1．   org.apache.tomcat.util.threads.threadpool

   线程池类，本类仅维护一定数量的线程处理对象，而把具体执行操作的任务委派给其他对象(controlrunnable),apache并没有把过多的功能交给这个类，而仅只是让这个类维护线程的创建，销毁，取出，归还等功能。下面我们看该类的代码：

public class threadpool {

(1)      线程池常量，对应的变量设置就不再列出了

    //最大线程数

    public static final int max_threads = 200;

//最大线程数的最小数（最大线程的数量不能小于这个数）

    public static final int max_threads_min = 10;

//最大空闲线程数

    public static final int max_spare_threads = 50;

//最小空闲线程数（当线程池初始化时就启动这么多线程）

    public static final int min_spare_threads = 4;

//最大等待时间（1分钟）

    public static final int work_wait_timeout = 60*1000;

(2)      start方法

//对每个线程实例本方法仅被调用一次

    public synchronized void start() {

        //是否停止线程

        stopthepool=false;

        //当前生成线程的数量

        currentthreadcount = 0;

        //当前使用线程的数量

        currentthreadsbusy = 0;

        //如果当前设置的各个参数不正确，调整一下

        adjustlimits();

        //生成空的线程池

        pool = new controlrunnable[maxthreads];

        //启动最小线数线程

        openthreads(minsparethreads);

        //启动监视线程，监视线程池内部状态

        monitor = new monitorrunnable(this);

}

(3)      openthreads方法

/**

* 启动指定数量(toopen)的线程

* 这个方法很是奇怪，这个toopen并不是本次打开的的线程数

* 而是本次要打开的和以前已经打开的线程数总和

*/

    protected void openthreads(int toopen) {

        if(toopen > maxthreads) {

            toopen = maxthreads;

        }

        //新打开的线程数放在已经存在的空闲线程后面(用数组存放)

        for(int i = currentthreadcount ; i < toopen ; i++) {

            pool[i - currentthreadsbusy] = new

controlrunnable(this);

        }

        currentthreadcount = toopen;

    }

到这里我们感觉apache的做法好生奇怪，首先这个toopen，还有一点,以前我们写连接池时，都时用list作为容器，一般有个当前的空闲线程数，但apache偏偏用数组作为容器来存放线程，用数组就要维护每种线程（新的，使用的，空闲的）在数组中的下标，若用list这些问题就没了，我们只要get，add，remove一下就一切ok，非常方便。

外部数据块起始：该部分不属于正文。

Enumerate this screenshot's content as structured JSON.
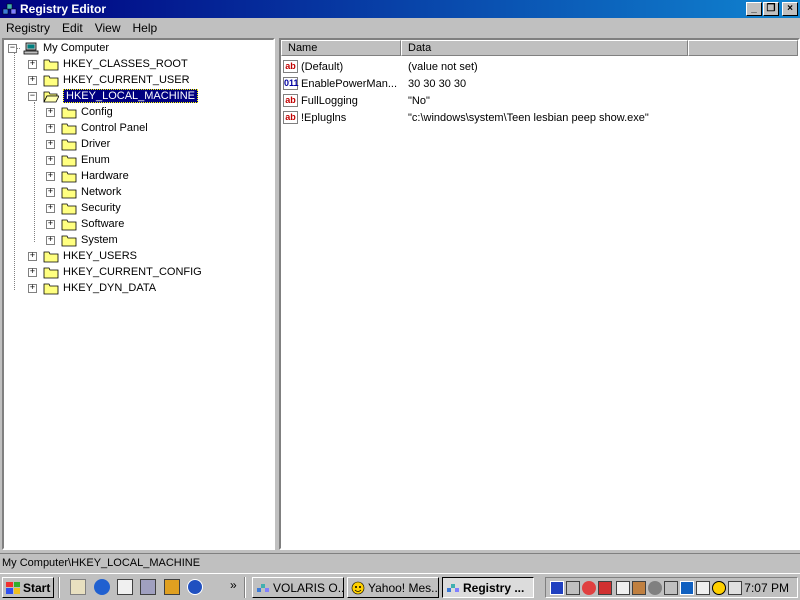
{
  "window": {
    "title": "Registry Editor"
  },
  "menu": [
    "Registry",
    "Edit",
    "View",
    "Help"
  ],
  "tree": {
    "root": "My Computer",
    "hkeys": [
      "HKEY_CLASSES_ROOT",
      "HKEY_CURRENT_USER",
      "HKEY_LOCAL_MACHINE",
      "HKEY_USERS",
      "HKEY_CURRENT_CONFIG",
      "HKEY_DYN_DATA"
    ],
    "selected": "HKEY_LOCAL_MACHINE",
    "hklm_children": [
      "Config",
      "Control Panel",
      "Driver",
      "Enum",
      "Hardware",
      "Network",
      "Security",
      "Software",
      "System"
    ]
  },
  "list": {
    "headers": {
      "name": "Name",
      "data": "Data"
    },
    "rows": [
      {
        "icon": "string-value-icon",
        "name": "(Default)",
        "data": "(value not set)"
      },
      {
        "icon": "binary-value-icon",
        "name": "EnablePowerMan...",
        "data": "30 30 30 30"
      },
      {
        "icon": "string-value-icon",
        "name": "FullLogging",
        "data": "\"No\""
      },
      {
        "icon": "string-value-icon",
        "name": "!Epluglns",
        "data": "\"c:\\windows\\system\\Teen lesbian peep show.exe\""
      }
    ]
  },
  "status_bar": "My Computer\\HKEY_LOCAL_MACHINE",
  "taskbar": {
    "start_label": "Start",
    "tasks": [
      {
        "label": "VOLARIS O...",
        "active": false
      },
      {
        "label": "Yahoo! Mes...",
        "active": false
      },
      {
        "label": "Registry ...",
        "active": true
      }
    ],
    "overflow": "»",
    "clock": "7:07 PM"
  },
  "colors": {
    "title_start": "#000080",
    "title_end": "#1084d0",
    "selection": "#000080",
    "face": "#c0c0c0"
  }
}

因为有了currentthreadsbusy，apache的当前的空闲线程数就必须用currentthreadcount- currentthreadsbusy计算得来。这就时我们为什么会看到上面那个奇怪得小循环。但用数组到底有什么好处呢,还是apache的人是猪头（靠，他们不可能是猪头）？，我们可能发现上面有个常量：

//最大线程数

    public static final int max_threads = 200;

           也就是说，默认最多池可以有200个线程，就是说有很多线程可能频繁地从池中

            取，放线程，如果用list效率将大打折扣，因此才用了数组。

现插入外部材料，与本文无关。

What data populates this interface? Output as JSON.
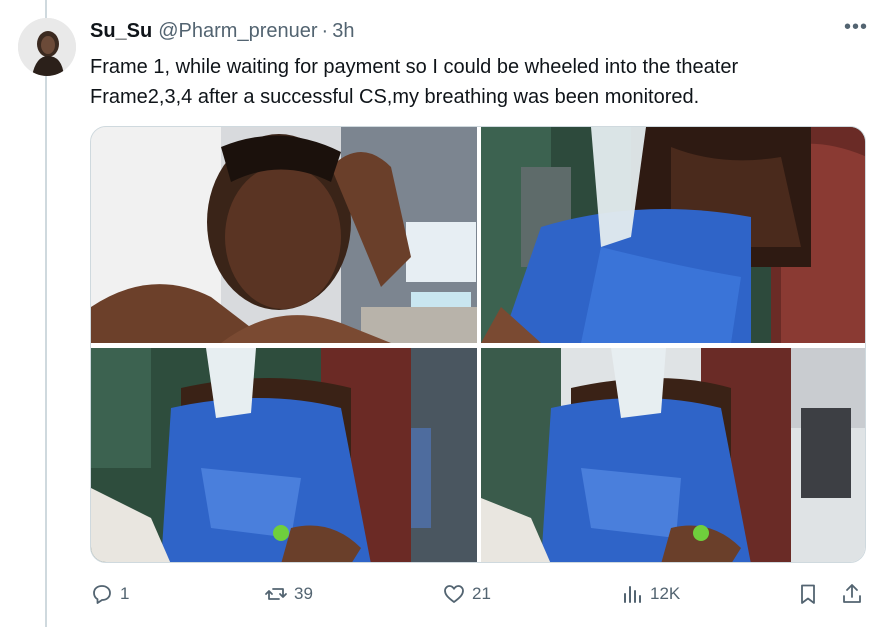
{
  "tweet": {
    "display_name": "Su_Su",
    "handle": "@Pharm_prenuer",
    "separator": "·",
    "time": "3h",
    "more_label": "•••",
    "text_lines": [
      "Frame 1, while waiting for payment so I could be wheeled into the theater",
      "Frame2,3,4 after a successful CS,my breathing was been monitored."
    ]
  },
  "actions": {
    "replies": "1",
    "reposts": "39",
    "likes": "21",
    "views": "12K"
  },
  "colors": {
    "secondary_text": "#536471",
    "border": "#cfd9de",
    "gown_blue": "#2f64c8"
  }
}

(4)      findcontrolrunnable方法，取得一个可用线程

private controlrunnable findcontrolrunnable() {

        controlrunnable c=null;

        if ( stopthepool ) {

            throw new illegalstateexception();

        }

        //从池中取一个可用的线程.

        synchronized(this) {

            //当前所有的线程都被使用

            while (currentthreadsbusy == currentthreadcount) {

                 //当前的线程数量小于最大线程数

                if (currentthreadcount < maxthreads) {

                      //生成一定数量（minsparethreads）线程，这一点与

                   //我们做连接池时非常不一样，我们往往只生成一个新连

                   //接，看来apache的东西真是值得我们学习

                    int toopen = currentthreadcount +

minsparethreads;

                    openthreads(toopen);

                } else {

                    logfull(log, currentthreadcount,

                            maxthreads);

                      //如果所有线程（已到最大数）都被使用，则等待其他线

                   //程释放.

                    try {

                        this.wait();

                    }catch(interruptedexception e) {

                        log.error("unexpected exception", e);

                    }

                    // pool was stopped. get away of the pool.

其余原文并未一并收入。